Brian Rudman writes that corporates are crowing over paltry donations to Christchurch while sitting on big earnings.
The way some holy men try to shame their followers into giving more than they can afford, by reading out a list of donations in church, is rather, shall we say, un-Christian.
On the other hand, if big commercial organisations want to pound their chests and alert us to their beneficence in times of emergency, where's the harm? Except, sometimes, to themselves.
In Monday's Herald, Westpac New Zealand's corporate affairs director, Sue Foley, rushed to correct a correspondent who had claimed Westpac had not been as generous as the other big banks in it's donation to the Christchurch quake appeal.
Most major banks, wrote Ms Foley, "including Westpac, stepped up to assist, giving $1 million each".
She added that Westpac had given a similar amount after the September quake and that "all the banks have been great, Westpac included".
My first thought was "how generous", which no doubt was the purpose of the letter - that, and trying to promote Westpac as having done better than its rivals.
But then a jaundiced Westpac customer of South Island origins rang to say how penny-pinching - he employed much more earthy Anglo-Saxon vocabulary - his banker had been. And how incredulous he was that they were skiting about their "generosity". Them and the other Aussie-owned banks which dominate the local banking scene.
After leafing through PricewaterhouseCoopers recent analysis of the major banks' results for the second half of the 2010 financial year, it was obvious he had a point.

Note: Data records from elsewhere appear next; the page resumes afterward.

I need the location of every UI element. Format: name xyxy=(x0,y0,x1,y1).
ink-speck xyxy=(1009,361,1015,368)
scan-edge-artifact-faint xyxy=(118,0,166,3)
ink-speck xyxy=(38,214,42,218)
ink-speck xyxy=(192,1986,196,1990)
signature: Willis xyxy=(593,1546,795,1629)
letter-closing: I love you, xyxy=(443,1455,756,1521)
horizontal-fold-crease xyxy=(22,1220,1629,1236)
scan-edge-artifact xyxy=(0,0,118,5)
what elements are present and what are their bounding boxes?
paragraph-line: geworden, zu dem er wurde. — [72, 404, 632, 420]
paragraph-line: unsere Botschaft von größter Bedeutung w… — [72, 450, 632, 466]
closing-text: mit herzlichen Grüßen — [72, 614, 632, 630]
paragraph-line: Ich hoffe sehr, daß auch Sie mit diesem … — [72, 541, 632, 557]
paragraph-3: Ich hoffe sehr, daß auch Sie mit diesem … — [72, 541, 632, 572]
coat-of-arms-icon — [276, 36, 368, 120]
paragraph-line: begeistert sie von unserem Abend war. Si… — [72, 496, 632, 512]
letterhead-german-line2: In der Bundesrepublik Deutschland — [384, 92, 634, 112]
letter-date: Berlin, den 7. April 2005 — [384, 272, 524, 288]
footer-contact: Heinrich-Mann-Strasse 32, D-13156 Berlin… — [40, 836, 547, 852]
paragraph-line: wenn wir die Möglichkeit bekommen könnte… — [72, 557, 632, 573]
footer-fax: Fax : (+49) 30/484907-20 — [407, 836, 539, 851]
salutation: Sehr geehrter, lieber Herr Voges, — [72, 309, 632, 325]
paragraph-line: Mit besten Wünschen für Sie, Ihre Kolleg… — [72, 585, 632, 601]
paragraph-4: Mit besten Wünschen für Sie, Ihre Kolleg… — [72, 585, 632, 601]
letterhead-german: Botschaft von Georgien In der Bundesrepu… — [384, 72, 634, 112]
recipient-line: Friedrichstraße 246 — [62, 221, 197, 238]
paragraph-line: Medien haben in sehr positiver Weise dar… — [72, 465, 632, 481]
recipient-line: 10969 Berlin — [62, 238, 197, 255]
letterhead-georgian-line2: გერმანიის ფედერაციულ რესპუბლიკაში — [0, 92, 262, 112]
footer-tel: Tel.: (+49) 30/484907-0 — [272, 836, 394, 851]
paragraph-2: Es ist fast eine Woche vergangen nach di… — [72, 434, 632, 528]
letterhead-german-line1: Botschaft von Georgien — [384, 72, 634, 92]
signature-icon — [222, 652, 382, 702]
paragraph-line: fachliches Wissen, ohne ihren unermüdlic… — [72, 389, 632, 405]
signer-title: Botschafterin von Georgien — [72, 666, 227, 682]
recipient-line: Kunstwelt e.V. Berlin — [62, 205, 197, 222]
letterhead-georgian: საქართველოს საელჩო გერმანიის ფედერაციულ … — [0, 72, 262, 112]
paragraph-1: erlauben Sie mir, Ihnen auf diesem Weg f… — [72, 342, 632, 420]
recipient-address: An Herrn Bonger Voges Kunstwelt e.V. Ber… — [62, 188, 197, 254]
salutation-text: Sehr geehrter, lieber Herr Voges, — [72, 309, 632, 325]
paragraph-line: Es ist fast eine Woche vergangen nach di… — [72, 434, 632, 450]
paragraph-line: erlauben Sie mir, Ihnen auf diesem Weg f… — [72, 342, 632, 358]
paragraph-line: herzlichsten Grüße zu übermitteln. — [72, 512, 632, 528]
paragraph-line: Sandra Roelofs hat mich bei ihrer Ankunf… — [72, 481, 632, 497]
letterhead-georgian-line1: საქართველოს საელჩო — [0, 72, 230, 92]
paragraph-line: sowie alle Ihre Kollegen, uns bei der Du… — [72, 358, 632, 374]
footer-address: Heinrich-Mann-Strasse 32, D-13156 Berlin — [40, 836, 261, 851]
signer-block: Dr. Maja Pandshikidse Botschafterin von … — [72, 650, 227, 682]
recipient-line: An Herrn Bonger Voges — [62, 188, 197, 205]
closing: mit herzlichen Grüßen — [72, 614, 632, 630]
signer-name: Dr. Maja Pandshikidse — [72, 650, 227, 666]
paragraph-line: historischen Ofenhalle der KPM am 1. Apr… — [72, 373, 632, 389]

Last year, the four Australian-owned NZ banks plus Kiwibank together amassed a profit before tax of $3.48 billion - a 36 per cent increase over the previous year's $2.56 billion.
Westpac's share of last year's bonanza was $822 million. The latter six months were particularly good, with profits leaping from $378 million in the first six months to $444 million in the second half.
Alongside these huge sums, the $2 million donation Westpac was anxious to promote suddenly sounds like loose change from the petty cash tin. Perhaps it's time for one of those holy men to start reading these numbers aloud and shaming the big bankers into opening up their safes instead.
Talking of opening up purses, Auckland Mayor Len Brown was in Wellington yesterday to discuss the Auckland Spatial Plan with the Cabinet committee on Auckland governance reforms. That was the official reason, but it's hard to believe that the subject on everyone's mind wasn't the clear signal from the Beehive that if Auckland wants to proceed with major infrastructural improvements, such as the inner-city rail loop, then we're on our own.
More alarming is the ideological pressure from the right, and from Wellington, to sell off regional assets such as the port company and the airport shares, and pay for these new infrastructure projects ourselves.
It's hardly a new tune. Just as it's hardly new to realise that the national politicians and bureaucrats are once more getting ready to rort Auckland out of its fair share of development funds.
The best analysis of this was by the Greens Transport Research Unit, which in early 2009 ploughed through years of Cabinet and Treasury documents and calculated that in the 15 years from June 1990, Aucklanders contributed $7.02 billion into central government coffers from fuel tax, road-user charges and motor vehicle fees but got back only $3.22 billion - less than half - in transport-related expenditure.
In the last three years of the last Labour Government, this imbalance finally began to be reversed, but still the shortfall to Auckland taxpayers between 1990 and 2008 was in the region of $3 billion.
Still, we can scream and yell about the injustice and unfairness of it all until the cows come home, but under the present National Administration it's not going extract an extra cent of investment for Auckland. But what this Government has given us, with the creation of the Super City structure, is the muscle to get on with the job ourselves.
Auckland is the biggest local authority in Australasia, with a $3 billion budget and $29 billion worth of assets. Among them are the port company, on the council books at $622.6 million, airport shares valued at $663 million, assorted term deposits and other diversified financial assets of $263 million and prime waterfront land stretching from Queen St around to the Harbour Bridge.
With the Government's books closed and Treasury officials on the prowl for projects to chop, the Auckland Council urgently needs a financial plan on how best to make the $29 billion asset base work for the development of Auckland.
There's pressure, from both outside and in, for cashing up assets such as the port and the airport and investing the proceeds. Others argue to carry on as now and live off the income of these investments.
Issuing development bonds is another option, as is reviving the regional fuel tax, which was widely backed but was cancelled before it could be implemented by the incoming National Government in late 2008.
There's a consensus in Auckland in favour of the inner-city rail loop. If we want it to proceed, it's time for us to flex our Super City muscles and come up with a plan for funding it someway else.